With the Mercury nominee’s soundbites about ‘Little Red’ all hinting towards the M word – maturity – and growing up, it’s a relief to find that Katy B meant it literally: songs about being twenty-three instead of about being eighteen. Yes, it seems Kathleen Anne Brien has gone from being on a mission to having something of a quarter-life crisis, and facing, in her own words, “those questions you ask of yourself as an adult”.

As a result, ‘Little Red’ is an extension of and also natural progression from her 2011 debut, a record that felt authentic, not just because Katy’s prior guest vocalist credentials on the club scene meant its dabbling in UK garage, funky, dubstep and R&B came off as the real deal, but because it was written from her life as she lived it. This time around, she delivers more of the same: tracks for the club with a sense of restraint and melancholy, as well as a poppy accessibility. The key difference is the action has mainly moved from the outer world of the dancefloor to the inner world of emotions.

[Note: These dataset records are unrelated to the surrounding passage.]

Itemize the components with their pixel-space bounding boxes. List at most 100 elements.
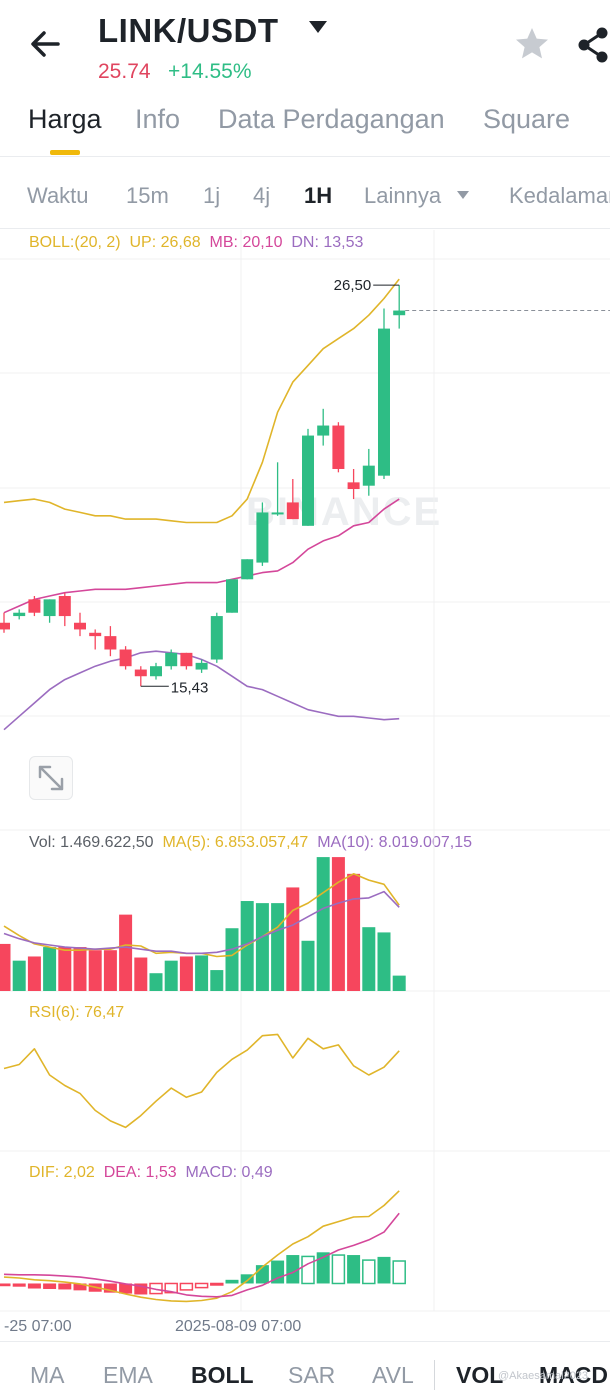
candle-body (119, 649, 132, 667)
caret-down-icon (457, 191, 469, 199)
volume-bar (362, 927, 376, 991)
candle-body (134, 669, 147, 677)
macd-histogram-bar (210, 1282, 224, 1286)
volume-bar (12, 960, 26, 991)
volume-bar (347, 873, 361, 991)
indicator-tab-avl[interactable]: AVL (372, 1362, 414, 1388)
interval-15m[interactable]: 15m (126, 183, 169, 208)
divider (434, 1360, 435, 1390)
low-price-label: 15,43 (171, 679, 209, 696)
candle-body (165, 652, 178, 667)
volume-bar (316, 857, 330, 991)
pair-title[interactable]: LINK/USDT (98, 12, 279, 49)
interval-label[interactable]: Waktu (27, 183, 89, 208)
volume-bar (179, 956, 193, 991)
macd-histogram-bar (301, 1255, 315, 1285)
candle-body (226, 579, 238, 613)
macd-histogram-bar (271, 1260, 285, 1284)
user-watermark: @Akaesamal2023 (498, 1370, 589, 1382)
binance-watermark: BINANCE (246, 490, 443, 534)
interval-4j[interactable]: 4j (253, 183, 271, 208)
volume-bar (119, 914, 133, 991)
depth-tab[interactable]: Kedalaman (509, 183, 610, 208)
rsi-label: RSI(6): 76,47 (29, 1004, 125, 1021)
macd-histogram-bar (0, 1283, 11, 1287)
macd-histogram-bar (164, 1282, 178, 1294)
interval-more[interactable]: Lainnya (364, 183, 442, 208)
macd-histogram-bar (347, 1255, 361, 1284)
vol-label: Vol: 1.469.622,50 (29, 834, 154, 851)
star-icon[interactable] (512, 24, 552, 64)
x-axis-label: -25 07:00 (4, 1318, 72, 1335)
volume-bar (88, 950, 102, 991)
macd-histogram-bar (240, 1274, 254, 1284)
divider (0, 228, 610, 229)
boll-dn: DN: 13,53 (291, 234, 364, 251)
volume-bar (240, 901, 254, 991)
candle-body (74, 622, 86, 630)
back-arrow-icon[interactable] (26, 26, 66, 62)
vol-ma10: MA(10): 8.019.007,15 (317, 834, 472, 851)
indicator-tab-macd[interactable]: MACD (539, 1362, 608, 1388)
volume-bar (134, 957, 148, 991)
macd-histogram-bar (286, 1255, 300, 1284)
volume-bar (210, 970, 224, 991)
macd-value: MACD: 0,49 (185, 1164, 273, 1181)
volume-bar (392, 975, 406, 991)
indicator-tab-sar[interactable]: SAR (288, 1362, 336, 1388)
volume-bar (331, 857, 345, 991)
caret-down-icon[interactable] (307, 18, 329, 36)
candle-body (150, 666, 162, 677)
macd-histogram-bar (12, 1283, 26, 1287)
indicator-tab-vol[interactable]: VOL (456, 1362, 504, 1388)
macd-histogram-bar (119, 1283, 133, 1294)
last-price: 25.74 (98, 60, 151, 83)
volume-bar (58, 947, 72, 991)
macd-dif-line (3, 1190, 400, 1303)
expand-chart-button[interactable] (29, 756, 73, 800)
boll-upper-line (3, 278, 400, 524)
volume-bar (286, 887, 300, 991)
macd-dif: DIF: 2,02 (29, 1164, 95, 1181)
candle-body (13, 612, 26, 617)
volume-bar (27, 956, 41, 991)
candle-body (378, 328, 390, 476)
boll-up: UP: 26,68 (129, 234, 201, 251)
macd-histogram-bar (103, 1283, 117, 1293)
macd-histogram-bar (392, 1260, 406, 1285)
candle-body (317, 425, 330, 436)
tab-info[interactable]: Info (135, 104, 181, 134)
x-axis-label: 2025-08-09 07:00 (175, 1318, 302, 1335)
indicator-tab-ema[interactable]: EMA (103, 1362, 153, 1388)
candle-body (104, 636, 117, 650)
volume-bar (0, 943, 11, 991)
rsi-line (3, 1033, 400, 1129)
candle-body (180, 652, 193, 667)
share-icon[interactable] (576, 26, 610, 64)
macd-dea-line (3, 1212, 400, 1298)
macd-histogram-bar (194, 1282, 209, 1289)
tab-harga[interactable]: Harga (28, 104, 102, 134)
volume-bar (195, 955, 209, 991)
interval-1h[interactable]: 1H (304, 183, 333, 208)
volume-ma10-line (3, 890, 400, 955)
boll-label: BOLL:(20, 2) (29, 234, 121, 251)
tab-square[interactable]: Square (483, 104, 571, 134)
macd-histogram-bar (377, 1256, 391, 1284)
volume-bar (377, 932, 391, 991)
macd-histogram-bar (331, 1254, 346, 1285)
candle-body (195, 662, 208, 670)
macd-histogram-bar (58, 1283, 72, 1290)
candle-body (89, 632, 102, 637)
macd-histogram-bar (43, 1283, 57, 1289)
macd-dea: DEA: 1,53 (103, 1164, 177, 1181)
indicator-tab-ma[interactable]: MA (30, 1362, 65, 1388)
boll-mb: MB: 20,10 (209, 234, 283, 251)
candle-body (241, 559, 254, 580)
interval-1j[interactable]: 1j (203, 183, 221, 208)
indicator-tab-boll[interactable]: BOLL (191, 1362, 254, 1388)
active-tab-indicator (50, 150, 80, 155)
divider (0, 156, 610, 157)
tab-data-perdagangan[interactable]: Data Perdagangan (218, 104, 445, 134)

This is heard most clearly on ‘Crying For No Reason’, a heart-wrenching electro-ballad, inspired by a friend’s breakdown, that goes for the jugular and finds it. Elsewhere, the tempo gets kicked up a few notches, like the playful ‘5am’, with its pulsing beat and gently insistent jabs of synth building to a heady rush which Katy presides over like a true dancefloor diva, her voice gliding smooth and hypnotically. ‘I Like You’ is perfection – simple, subtle and seductive, haunted by the ghost of Aaliyah in its sultry chorus hook, and pushed along by a sensual, throbbing beat; it’s effortlessly cool and ultra-sexy.

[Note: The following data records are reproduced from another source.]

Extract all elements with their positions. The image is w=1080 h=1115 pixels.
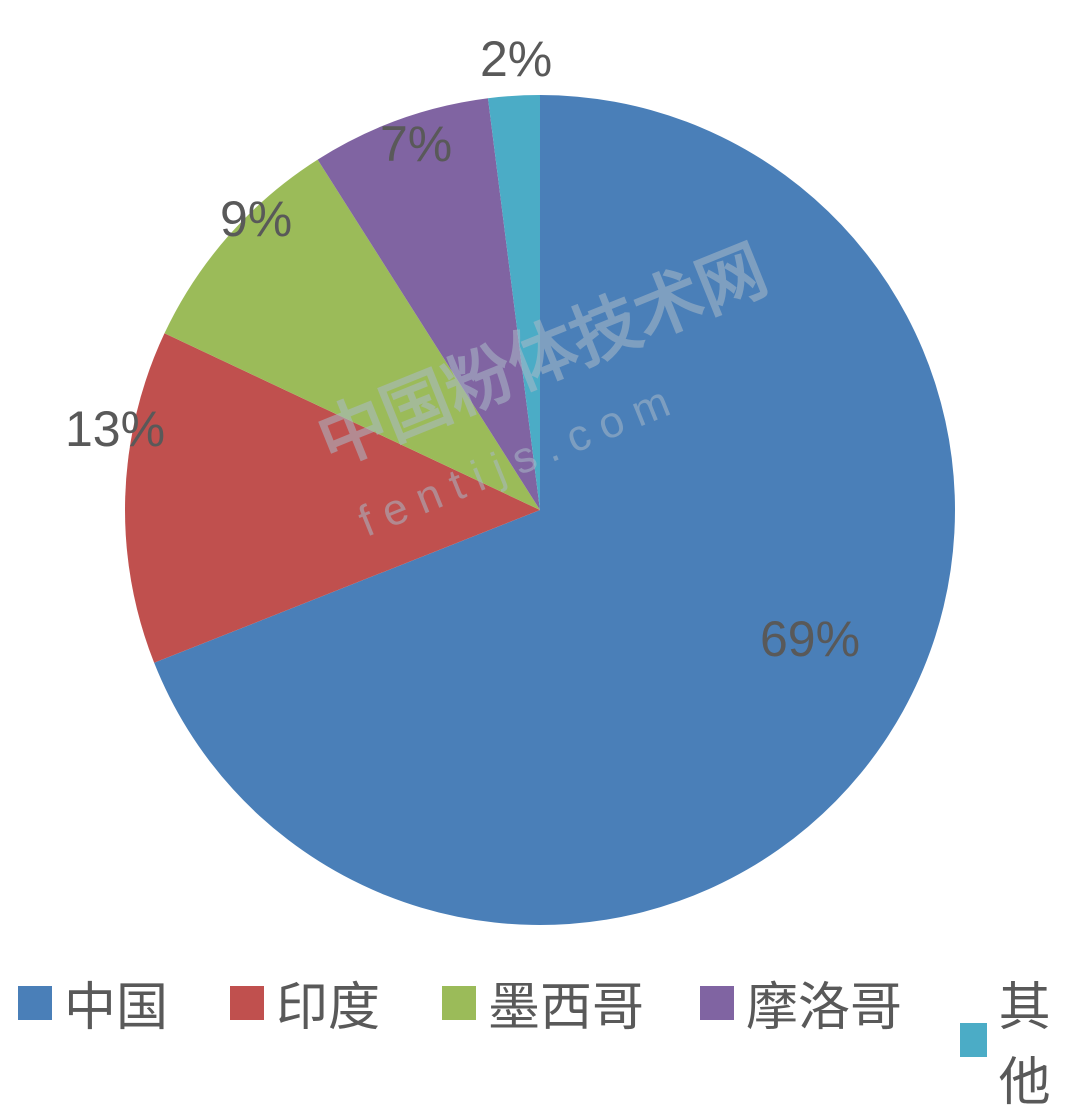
data-label-印度: 13% xyxy=(65,400,165,458)
legend-label: 中国 xyxy=(64,965,168,1040)
data-label-其他: 2% xyxy=(480,30,552,88)
legend-label: 其他 xyxy=(999,965,1080,1115)
legend-label: 摩洛哥 xyxy=(746,965,902,1040)
pie-chart-container: 中国粉体技术网 fentijs.com 69%13%9%7%2% 中国印度墨西哥… xyxy=(0,0,1080,1050)
legend-swatch xyxy=(700,986,734,1020)
legend-item-摩洛哥: 摩洛哥 xyxy=(700,965,902,1040)
legend-swatch xyxy=(960,1023,987,1057)
legend-swatch xyxy=(442,986,476,1020)
legend-item-印度: 印度 xyxy=(230,965,380,1040)
legend-item-墨西哥: 墨西哥 xyxy=(442,965,644,1040)
legend-swatch xyxy=(230,986,264,1020)
legend-item-其他: 其他 xyxy=(960,965,1080,1115)
data-label-摩洛哥: 7% xyxy=(380,115,452,173)
legend-item-中国: 中国 xyxy=(18,965,168,1040)
legend-swatch xyxy=(18,986,52,1020)
data-label-墨西哥: 9% xyxy=(220,190,292,248)
legend-label: 墨西哥 xyxy=(488,965,644,1040)
pie-chart-svg xyxy=(0,0,1080,1050)
legend-label: 印度 xyxy=(276,965,380,1040)
data-label-中国: 69% xyxy=(760,610,860,668)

Perhaps recognising the late Aaliyah had that in bucketloads, Katy teams up with Jessie Ware on a track named for the singer, first heard on 2012’s ‘Danger EP’, an understated slinky house number, that conjures her as an intangible nightclub temptress transfixing through her mystical aura: ‘Aaliyah please, this is green envy / why must you taunt me girl?’. Ironically, by comparing herself to Aaliyah and supposedly coming up short, Katy reminds us through her elegant delivery and minimal song arrangements, that she is her natural heir, without it ever coming off as her trying to fill the void left by the late singer. If ‘On A Mission’ was a statement of youthful intent, then ‘Little Red’ is What Katy Did Next – growing in depth as an artist without ever sacrificing style.